Mailing List Archives
Authenticated access
|
|
|
[Date Prev][Date Next][Thread Prev][Thread Next][Date Index][Thread Index]
Re: [HTCondor-users] Getting DAG node to fail on file transfer error
- Date: Tue, 04 Nov 2014 19:55:28 +0000
- From: Brian Candler <b.candler@xxxxxxxxx>
- Subject: Re: [HTCondor-users] Getting DAG node to fail on file transfer error
On 03/11/2014 16:14, R. Kent Wenger wrote:
Yes, getting the job to fail instead of going on hold is totally
independent of whether the job is part of a DAG or not. So, you need
to add an appropriate periodic_remove expression to your submit file(s).
Thank you. DAGman will see the job status as failed, presumably.

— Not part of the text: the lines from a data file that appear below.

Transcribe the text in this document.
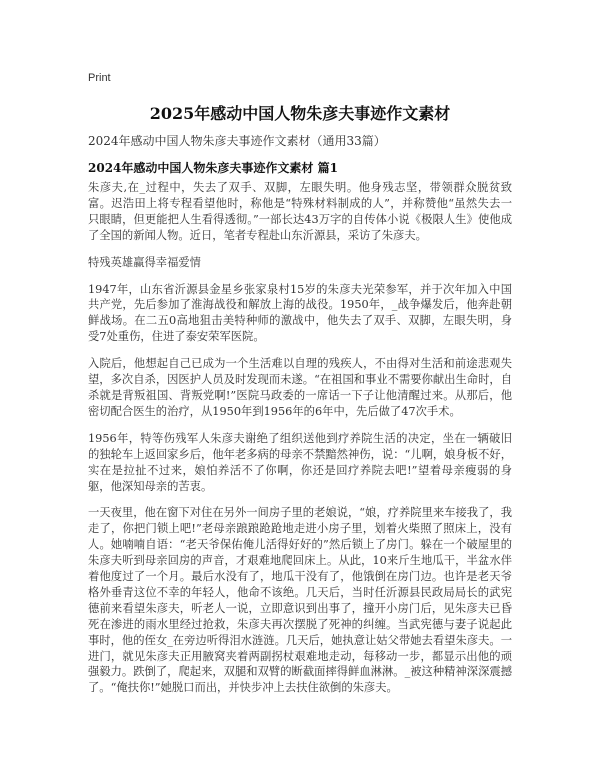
Print
2025年感动中国人物朱彦夫事迹作文素材
2024年感动中国人物朱彦夫事迹作文素材（通用33篇）
2024年感动中国人物朱彦夫事迹作文素材 篇1

朱彦夫,在_过程中，失去了双手、双脚，左眼失明。他身残志坚，带领群众脱贫致富。迟浩田上将专程看望他时，称他是“特殊材料制成的人”，并称赞他“虽然失去一只眼睛，但更能把人生看得透彻。”一部长达43万字的自传体小说《极限人生》使他成了全国的新闻人物。近日，笔者专程赴山东沂源县，采访了朱彦夫。

特残英雄赢得幸福爱情

1947年，山东省沂源县金星乡张家泉村15岁的朱彦夫光荣参军，并于次年加入中国共产党，先后参加了淮海战役和解放上海的战役。1950年，_战争爆发后，他奔赴朝鲜战场。在二五0高地狙击美特种师的激战中，他失去了双手、双脚，左眼失明，身受7处重伤，住进了泰安荣军医院。

入院后，他想起自己已成为一个生活难以自理的残疾人，不由得对生活和前途悲观失望，多次自杀，因医护人员及时发现而未遂。“在祖国和事业不需要你献出生命时，自杀就是背叛祖国、背叛党啊!”医院马政委的一席话一下子让他清醒过来。从那后，他密切配合医生的治疗，从1950年到1956年的6年中，先后做了47次手术。

1956年，特等伤残军人朱彦夫谢绝了组织送他到疗养院生活的决定，坐在一辆破旧的独轮车上返回家乡后，他年老多病的母亲不禁黯然神伤，说：“儿啊，娘身板不好，实在是拉扯不过来，娘怕养活不了你啊，你还是回疗养院去吧!”望着母亲瘦弱的身躯，他深知母亲的苦衷。

一天夜里，他在窗下对住在另外一间房子里的老娘说，“娘，疗养院里来车接我了，我走了，你把门锁上吧!”老母亲踉踉跄跄地走进小房子里，划着火柴照了照床上，没有人。她喃喃自语：“老天爷保佑俺儿活得好好的”然后锁上了房门。躲在一个破屋里的朱彦夫听到母亲回房的声音，才艰难地爬回床上。从此，10来斤生地瓜干，半盆水伴着他度过了一个月。最后水没有了，地瓜干没有了，他饿倒在房门边。也许是老天爷格外垂青这位不幸的年轻人，他命不该绝。几天后，当时任沂源县民政局局长的武宪德前来看望朱彦夫，听老人一说，立即意识到出事了，撞开小房门后，见朱彦夫已昏死在渗进的雨水里经过抢救，朱彦夫再次摆脱了死神的纠缠。当武宪德与妻子说起此事时，他的侄女_在旁边听得泪水涟涟。几天后，她执意让姑父带她去看望朱彦夫。一进门，就见朱彦夫正用腋窝夹着两副拐杖艰难地走动，每移动一步，都显示出他的顽强毅力。跌倒了，爬起来，双腿和双臂的断截面摔得鲜血淋淋。_被这种精神深深震撼了。“俺扶你!”她脱口而出，并快步冲上去扶住欲倒的朱彦夫。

What attribute should I look for if I want to remove *all* held jobs?
i.e. what's the right classAd attribute to look for to identify a job as
being held?
By experiment, a manually-held job has
HoldReason = "via condor_hold (by user brian)"
HoldReasonCode = 1
PeriodicHold = false
NumSystemHolds = 0
HoldReasonSubCode = 0
OnExitHold = false
and when subsequently released:
OnExitHold = false
LastHoldReasonSubCode = 0
LastHoldReasonCode = 1
NumSystemHolds = 0
PeriodicHold = false
LastHoldReason = "via condor_hold (by user brian)"
So maybe:
periodic_remove = HoldReasonCode =!= UNDEFINED
?
It seems to work: the downside is that the hold reason is lost (I just
get ULOG_JOB_ABORTED in dagman.out)
Regards,
Brian.